女王陛下は溺愛禁止!
 クライドは立ち上がり、アンジェリアの前に跪いた。
「なればこそ、陛下には我が気持ちをご理解頂きたく存じます。私は子ではなく、陛下の愛を欲しております。陛下には真心からの愛を捧げ奉ります」
「どのように言葉を変えようと返事は変わらぬ」
 アンジェリアは席を立ち、池を望む。

「ならば私も同じことを申し上げましょう。なんど断られても私の気持ちは変わりません」
 笑みのこもった声とともに席を立つ気配があった。
 そのまま彼はアンジェリアの隣に立つ。

「背を向ける程度にはご信用くださっているご様子」
「護衛のいる場でめったなことはしないと思っているだけだ」
「それもまた信用でございましょう。

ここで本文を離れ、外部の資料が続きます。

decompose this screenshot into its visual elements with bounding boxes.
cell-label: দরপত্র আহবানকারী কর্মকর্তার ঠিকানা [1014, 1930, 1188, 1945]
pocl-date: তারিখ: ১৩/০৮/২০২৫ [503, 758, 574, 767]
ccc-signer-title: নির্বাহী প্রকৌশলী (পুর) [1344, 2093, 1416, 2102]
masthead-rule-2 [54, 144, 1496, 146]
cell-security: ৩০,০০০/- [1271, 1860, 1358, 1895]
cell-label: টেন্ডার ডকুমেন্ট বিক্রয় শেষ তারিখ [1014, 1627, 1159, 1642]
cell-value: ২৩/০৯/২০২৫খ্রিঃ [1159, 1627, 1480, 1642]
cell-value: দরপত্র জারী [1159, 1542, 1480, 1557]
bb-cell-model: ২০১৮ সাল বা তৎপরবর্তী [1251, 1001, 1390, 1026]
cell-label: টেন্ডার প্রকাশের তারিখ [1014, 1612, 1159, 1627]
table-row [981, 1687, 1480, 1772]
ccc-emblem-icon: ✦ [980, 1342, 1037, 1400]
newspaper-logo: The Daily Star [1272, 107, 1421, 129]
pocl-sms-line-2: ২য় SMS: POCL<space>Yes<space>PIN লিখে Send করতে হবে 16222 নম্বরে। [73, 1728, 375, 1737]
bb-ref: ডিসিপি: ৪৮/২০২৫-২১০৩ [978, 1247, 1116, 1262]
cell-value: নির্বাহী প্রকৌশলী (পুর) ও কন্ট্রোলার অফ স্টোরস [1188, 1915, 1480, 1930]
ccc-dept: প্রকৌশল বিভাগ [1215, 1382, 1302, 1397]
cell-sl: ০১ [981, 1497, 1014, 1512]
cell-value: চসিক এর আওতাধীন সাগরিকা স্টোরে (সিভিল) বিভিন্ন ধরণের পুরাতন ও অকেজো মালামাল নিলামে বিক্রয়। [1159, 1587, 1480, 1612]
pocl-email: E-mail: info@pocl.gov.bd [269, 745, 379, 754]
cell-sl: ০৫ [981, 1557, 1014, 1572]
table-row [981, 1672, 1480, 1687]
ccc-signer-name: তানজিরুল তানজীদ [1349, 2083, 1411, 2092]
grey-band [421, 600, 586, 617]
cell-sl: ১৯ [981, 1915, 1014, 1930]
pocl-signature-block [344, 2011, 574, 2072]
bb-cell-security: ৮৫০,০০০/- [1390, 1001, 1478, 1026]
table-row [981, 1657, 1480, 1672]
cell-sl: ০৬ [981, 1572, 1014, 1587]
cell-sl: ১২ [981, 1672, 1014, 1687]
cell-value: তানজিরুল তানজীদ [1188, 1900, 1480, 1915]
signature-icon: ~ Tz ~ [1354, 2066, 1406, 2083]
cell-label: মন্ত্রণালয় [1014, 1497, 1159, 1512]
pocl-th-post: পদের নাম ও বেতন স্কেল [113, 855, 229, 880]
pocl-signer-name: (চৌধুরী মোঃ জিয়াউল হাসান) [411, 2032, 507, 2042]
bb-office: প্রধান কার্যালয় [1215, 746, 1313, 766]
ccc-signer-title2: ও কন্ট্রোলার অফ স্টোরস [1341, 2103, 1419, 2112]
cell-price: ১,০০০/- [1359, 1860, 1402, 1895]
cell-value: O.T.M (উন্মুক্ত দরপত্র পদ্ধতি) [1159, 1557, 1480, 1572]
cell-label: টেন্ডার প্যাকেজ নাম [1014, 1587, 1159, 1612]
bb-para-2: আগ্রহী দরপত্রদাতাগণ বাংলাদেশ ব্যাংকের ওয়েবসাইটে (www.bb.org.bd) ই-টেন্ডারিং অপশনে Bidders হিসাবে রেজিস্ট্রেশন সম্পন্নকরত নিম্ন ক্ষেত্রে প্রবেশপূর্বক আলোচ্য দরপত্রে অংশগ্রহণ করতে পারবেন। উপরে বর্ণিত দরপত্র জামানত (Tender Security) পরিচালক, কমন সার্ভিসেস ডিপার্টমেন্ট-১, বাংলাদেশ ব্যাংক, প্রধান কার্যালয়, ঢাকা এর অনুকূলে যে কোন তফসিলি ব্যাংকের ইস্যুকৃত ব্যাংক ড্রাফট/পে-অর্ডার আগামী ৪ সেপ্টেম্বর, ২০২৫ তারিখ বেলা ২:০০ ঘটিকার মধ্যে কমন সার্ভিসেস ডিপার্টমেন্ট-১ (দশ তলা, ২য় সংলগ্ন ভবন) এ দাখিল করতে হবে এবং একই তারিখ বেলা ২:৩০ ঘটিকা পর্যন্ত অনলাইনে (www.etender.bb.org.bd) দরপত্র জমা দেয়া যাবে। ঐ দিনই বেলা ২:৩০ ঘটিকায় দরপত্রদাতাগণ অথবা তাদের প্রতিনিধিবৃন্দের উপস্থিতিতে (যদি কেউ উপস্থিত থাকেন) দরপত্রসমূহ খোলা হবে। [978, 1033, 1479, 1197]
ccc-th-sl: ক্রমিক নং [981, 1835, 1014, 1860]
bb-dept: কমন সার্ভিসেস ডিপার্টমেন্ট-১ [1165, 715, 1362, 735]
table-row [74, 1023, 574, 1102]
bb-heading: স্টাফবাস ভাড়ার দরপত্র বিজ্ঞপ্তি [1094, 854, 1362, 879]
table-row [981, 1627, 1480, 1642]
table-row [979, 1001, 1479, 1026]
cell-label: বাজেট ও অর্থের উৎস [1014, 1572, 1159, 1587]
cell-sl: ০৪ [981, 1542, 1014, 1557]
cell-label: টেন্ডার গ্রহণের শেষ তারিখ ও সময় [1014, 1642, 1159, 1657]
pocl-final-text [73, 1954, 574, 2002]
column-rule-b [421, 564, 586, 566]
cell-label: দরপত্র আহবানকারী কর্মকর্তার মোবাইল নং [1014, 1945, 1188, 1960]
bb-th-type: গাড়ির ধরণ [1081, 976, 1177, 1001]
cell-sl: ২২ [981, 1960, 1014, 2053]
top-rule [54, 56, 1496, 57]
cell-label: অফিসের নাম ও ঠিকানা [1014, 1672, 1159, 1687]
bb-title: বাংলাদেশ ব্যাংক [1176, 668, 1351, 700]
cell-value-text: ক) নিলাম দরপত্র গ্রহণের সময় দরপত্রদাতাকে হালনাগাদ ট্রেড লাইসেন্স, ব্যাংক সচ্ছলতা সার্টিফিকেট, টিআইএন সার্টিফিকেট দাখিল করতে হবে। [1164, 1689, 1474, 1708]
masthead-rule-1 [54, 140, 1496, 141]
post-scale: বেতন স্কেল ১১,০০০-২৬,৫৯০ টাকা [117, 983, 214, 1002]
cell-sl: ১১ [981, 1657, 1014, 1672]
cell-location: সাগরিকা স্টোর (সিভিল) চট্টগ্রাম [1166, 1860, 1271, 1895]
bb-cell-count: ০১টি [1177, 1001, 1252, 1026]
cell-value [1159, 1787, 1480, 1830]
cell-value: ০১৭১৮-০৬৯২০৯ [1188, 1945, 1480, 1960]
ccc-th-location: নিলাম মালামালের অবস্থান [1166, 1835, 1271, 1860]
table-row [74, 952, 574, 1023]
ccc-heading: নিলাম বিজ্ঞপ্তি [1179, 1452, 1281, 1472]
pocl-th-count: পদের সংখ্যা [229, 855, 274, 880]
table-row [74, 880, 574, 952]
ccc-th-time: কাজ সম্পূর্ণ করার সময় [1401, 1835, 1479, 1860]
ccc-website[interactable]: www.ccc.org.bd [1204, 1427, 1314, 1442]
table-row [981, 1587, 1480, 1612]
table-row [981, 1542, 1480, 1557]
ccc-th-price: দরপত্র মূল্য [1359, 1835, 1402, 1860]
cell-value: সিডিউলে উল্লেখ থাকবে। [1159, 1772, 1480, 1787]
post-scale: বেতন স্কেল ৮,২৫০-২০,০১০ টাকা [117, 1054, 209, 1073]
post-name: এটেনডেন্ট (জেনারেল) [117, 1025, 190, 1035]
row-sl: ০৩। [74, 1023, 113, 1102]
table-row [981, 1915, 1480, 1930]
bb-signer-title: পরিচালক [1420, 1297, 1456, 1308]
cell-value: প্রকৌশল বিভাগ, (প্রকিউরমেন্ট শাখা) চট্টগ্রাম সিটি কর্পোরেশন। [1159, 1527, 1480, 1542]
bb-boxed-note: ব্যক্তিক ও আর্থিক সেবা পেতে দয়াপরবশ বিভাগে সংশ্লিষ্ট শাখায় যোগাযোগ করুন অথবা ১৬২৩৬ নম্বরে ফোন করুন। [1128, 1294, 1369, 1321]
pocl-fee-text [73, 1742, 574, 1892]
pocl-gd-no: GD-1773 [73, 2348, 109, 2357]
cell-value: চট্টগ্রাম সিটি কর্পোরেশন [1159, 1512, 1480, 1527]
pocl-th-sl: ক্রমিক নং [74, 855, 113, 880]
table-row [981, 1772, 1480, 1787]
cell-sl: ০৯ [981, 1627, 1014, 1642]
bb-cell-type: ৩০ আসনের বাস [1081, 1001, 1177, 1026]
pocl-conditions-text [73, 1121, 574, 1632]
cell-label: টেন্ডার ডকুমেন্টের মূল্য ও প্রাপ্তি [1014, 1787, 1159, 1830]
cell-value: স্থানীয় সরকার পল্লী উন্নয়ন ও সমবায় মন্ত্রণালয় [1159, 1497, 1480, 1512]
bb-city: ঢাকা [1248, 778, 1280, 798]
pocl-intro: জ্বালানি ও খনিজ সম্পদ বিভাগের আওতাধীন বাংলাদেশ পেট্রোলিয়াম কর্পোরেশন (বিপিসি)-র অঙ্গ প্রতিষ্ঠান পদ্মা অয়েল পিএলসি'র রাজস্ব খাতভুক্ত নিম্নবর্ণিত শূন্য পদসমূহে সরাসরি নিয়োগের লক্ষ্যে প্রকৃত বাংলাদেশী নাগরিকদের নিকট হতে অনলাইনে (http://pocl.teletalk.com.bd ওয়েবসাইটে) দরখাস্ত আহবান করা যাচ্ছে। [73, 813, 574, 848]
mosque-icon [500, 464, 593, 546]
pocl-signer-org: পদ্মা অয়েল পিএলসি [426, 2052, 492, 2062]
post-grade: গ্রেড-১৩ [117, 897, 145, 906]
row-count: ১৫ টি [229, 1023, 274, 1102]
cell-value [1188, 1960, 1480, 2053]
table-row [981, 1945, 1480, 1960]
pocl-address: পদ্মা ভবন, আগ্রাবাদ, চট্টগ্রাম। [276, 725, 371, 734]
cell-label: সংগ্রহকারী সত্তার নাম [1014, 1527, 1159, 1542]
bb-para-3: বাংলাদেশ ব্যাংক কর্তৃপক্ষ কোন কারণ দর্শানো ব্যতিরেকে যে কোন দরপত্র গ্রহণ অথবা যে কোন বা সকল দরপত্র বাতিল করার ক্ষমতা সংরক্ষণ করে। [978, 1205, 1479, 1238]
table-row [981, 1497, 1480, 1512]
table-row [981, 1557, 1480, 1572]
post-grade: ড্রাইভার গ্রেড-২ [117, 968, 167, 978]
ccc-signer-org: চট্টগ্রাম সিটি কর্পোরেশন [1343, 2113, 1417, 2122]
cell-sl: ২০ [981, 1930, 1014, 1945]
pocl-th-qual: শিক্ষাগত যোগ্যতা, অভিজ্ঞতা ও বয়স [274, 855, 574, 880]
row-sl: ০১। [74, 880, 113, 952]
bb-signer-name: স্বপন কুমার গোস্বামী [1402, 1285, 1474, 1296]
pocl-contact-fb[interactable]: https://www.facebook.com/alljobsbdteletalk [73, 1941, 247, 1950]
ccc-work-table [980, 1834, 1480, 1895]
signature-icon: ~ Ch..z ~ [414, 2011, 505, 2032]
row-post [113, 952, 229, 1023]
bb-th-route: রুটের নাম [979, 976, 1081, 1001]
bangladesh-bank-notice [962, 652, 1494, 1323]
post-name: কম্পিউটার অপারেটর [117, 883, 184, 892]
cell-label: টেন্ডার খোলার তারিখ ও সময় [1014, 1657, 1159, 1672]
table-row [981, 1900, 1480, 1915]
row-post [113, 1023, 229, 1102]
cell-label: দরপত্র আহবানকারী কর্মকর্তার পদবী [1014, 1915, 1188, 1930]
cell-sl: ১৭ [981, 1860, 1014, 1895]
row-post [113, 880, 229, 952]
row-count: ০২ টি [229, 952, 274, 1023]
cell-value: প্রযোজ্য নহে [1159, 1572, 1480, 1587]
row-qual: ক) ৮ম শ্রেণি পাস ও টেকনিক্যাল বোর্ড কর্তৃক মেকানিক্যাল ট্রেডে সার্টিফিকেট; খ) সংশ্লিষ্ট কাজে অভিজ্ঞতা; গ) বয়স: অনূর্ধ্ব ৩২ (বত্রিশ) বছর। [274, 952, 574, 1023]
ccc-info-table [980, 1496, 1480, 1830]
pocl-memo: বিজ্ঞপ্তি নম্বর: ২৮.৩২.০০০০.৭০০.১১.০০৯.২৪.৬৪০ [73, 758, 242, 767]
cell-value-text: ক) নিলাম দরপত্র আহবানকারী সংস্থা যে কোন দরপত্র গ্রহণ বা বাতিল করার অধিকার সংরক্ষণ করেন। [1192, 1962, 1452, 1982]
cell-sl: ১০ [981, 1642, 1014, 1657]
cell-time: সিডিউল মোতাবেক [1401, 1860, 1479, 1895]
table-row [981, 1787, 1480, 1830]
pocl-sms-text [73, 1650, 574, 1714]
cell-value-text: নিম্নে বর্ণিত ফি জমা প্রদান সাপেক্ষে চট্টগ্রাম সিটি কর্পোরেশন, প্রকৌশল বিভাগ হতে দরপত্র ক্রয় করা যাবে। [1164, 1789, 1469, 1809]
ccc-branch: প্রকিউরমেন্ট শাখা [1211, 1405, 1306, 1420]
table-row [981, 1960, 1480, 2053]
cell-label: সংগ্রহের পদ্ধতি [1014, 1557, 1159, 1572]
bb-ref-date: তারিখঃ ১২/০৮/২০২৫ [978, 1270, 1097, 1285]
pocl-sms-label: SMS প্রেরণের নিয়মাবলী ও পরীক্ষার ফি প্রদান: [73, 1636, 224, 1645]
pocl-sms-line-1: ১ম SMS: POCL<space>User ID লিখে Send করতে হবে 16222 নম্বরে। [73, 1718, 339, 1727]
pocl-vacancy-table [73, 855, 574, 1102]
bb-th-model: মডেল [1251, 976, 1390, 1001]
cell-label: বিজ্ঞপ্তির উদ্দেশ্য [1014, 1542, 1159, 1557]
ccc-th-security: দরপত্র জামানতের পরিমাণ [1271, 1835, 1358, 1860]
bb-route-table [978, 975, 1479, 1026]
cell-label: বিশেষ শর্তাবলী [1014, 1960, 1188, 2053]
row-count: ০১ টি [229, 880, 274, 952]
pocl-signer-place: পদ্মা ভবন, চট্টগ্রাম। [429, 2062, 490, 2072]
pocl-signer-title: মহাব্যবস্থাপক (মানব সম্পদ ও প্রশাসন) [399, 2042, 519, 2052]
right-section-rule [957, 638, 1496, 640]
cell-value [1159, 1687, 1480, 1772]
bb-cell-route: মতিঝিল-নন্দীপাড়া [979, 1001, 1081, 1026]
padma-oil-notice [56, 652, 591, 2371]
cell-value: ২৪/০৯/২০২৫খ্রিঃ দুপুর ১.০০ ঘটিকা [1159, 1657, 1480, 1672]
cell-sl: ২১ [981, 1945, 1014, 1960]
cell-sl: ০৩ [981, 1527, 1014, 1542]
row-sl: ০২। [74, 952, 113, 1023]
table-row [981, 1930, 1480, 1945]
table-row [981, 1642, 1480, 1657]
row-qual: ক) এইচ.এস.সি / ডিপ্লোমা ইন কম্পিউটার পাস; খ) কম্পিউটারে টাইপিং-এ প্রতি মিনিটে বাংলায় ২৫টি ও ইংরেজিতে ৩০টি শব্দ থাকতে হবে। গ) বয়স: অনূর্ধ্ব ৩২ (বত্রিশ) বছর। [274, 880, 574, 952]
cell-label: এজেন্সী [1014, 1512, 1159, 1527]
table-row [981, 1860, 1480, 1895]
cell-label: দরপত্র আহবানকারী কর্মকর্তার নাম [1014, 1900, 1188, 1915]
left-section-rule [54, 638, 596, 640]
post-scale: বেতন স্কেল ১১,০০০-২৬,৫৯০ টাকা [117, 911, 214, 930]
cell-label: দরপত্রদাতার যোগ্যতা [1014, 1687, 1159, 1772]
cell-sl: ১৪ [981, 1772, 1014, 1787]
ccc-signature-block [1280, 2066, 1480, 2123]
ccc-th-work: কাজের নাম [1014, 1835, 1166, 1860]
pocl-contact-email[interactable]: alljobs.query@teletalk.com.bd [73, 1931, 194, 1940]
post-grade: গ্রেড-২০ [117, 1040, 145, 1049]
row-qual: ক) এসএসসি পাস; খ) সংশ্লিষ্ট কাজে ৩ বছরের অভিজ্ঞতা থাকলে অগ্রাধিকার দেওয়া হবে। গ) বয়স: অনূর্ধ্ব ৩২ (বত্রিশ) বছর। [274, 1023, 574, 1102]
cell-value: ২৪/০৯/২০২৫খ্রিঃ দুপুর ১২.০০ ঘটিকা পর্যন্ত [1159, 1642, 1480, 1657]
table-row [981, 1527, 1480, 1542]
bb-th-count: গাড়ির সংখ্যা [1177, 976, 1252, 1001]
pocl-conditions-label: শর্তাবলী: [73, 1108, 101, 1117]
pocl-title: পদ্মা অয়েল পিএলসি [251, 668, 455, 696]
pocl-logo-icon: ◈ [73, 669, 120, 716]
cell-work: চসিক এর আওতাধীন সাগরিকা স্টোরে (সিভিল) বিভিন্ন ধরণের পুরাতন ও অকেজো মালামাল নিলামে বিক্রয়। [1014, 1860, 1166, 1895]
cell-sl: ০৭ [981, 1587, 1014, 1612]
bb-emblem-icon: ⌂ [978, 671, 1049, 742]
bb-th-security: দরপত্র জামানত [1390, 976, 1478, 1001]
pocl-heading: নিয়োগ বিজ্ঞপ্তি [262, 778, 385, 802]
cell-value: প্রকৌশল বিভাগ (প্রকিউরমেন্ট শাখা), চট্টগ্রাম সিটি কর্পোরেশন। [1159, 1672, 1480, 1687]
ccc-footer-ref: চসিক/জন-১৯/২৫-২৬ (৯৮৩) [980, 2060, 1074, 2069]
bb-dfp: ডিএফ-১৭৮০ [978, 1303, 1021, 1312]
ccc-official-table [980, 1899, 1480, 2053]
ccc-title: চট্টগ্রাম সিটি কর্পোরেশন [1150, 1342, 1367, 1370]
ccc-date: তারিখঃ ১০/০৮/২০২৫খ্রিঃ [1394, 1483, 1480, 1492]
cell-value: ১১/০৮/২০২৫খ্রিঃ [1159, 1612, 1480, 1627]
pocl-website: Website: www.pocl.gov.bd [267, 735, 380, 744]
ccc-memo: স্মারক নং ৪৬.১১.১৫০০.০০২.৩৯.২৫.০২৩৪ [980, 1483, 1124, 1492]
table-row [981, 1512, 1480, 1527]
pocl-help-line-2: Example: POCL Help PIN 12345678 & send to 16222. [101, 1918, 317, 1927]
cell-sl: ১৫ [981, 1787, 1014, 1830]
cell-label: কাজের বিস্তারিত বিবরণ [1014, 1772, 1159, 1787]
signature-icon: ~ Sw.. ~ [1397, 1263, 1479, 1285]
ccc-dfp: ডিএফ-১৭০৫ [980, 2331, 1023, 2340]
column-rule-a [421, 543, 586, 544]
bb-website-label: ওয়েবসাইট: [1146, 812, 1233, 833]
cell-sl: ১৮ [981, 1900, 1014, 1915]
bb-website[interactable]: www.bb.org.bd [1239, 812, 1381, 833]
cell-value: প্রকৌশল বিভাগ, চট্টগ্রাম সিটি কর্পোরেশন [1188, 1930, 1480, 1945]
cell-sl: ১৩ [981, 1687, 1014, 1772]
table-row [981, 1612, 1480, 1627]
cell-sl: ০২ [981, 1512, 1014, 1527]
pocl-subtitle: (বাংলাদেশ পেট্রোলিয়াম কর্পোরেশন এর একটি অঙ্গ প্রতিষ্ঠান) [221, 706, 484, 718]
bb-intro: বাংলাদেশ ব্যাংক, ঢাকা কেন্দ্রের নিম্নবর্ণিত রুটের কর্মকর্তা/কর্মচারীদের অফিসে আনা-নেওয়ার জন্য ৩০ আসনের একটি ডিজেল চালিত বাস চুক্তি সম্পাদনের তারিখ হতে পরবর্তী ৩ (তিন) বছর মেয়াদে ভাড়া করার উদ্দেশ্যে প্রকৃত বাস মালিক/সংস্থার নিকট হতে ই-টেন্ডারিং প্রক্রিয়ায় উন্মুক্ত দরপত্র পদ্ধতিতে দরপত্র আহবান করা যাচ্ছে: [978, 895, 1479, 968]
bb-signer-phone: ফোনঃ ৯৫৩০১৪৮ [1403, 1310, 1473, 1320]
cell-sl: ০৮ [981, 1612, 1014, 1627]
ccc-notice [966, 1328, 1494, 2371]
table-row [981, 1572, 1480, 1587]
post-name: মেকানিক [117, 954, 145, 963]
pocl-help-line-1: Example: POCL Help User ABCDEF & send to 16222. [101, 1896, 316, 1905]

根底からの信を得るためにはさらなる時間がかかりましょうが、私は成し遂げてみせる所存です」
 アンジェリアが不快に目を向けると、甘い笑みに迎えられた。

 キャラメル色の髪が風にそよぎ、セピアの瞳は宝石よりも強く輝く。
 アンジェリアは魅入られたように彼を見つめた。

 なにかを言わなければ。拒絶の言葉を。
 そう思うのに、喉はなにも言葉を通してくれず、胸のうちにぐるぐると同じところを走り続ける。

 クライドのしなやかな腕がアンジェリアの頬へと伸び、彼女はとっさに一歩を引いた。
 四阿の華奢な柵にあたり、バランスを崩す。

「危ない!」
 クライドに抱き留められ、その腕に包まれた。
 広い胸の中、アンジェリアの鼓動が早鐘のように脈打つ。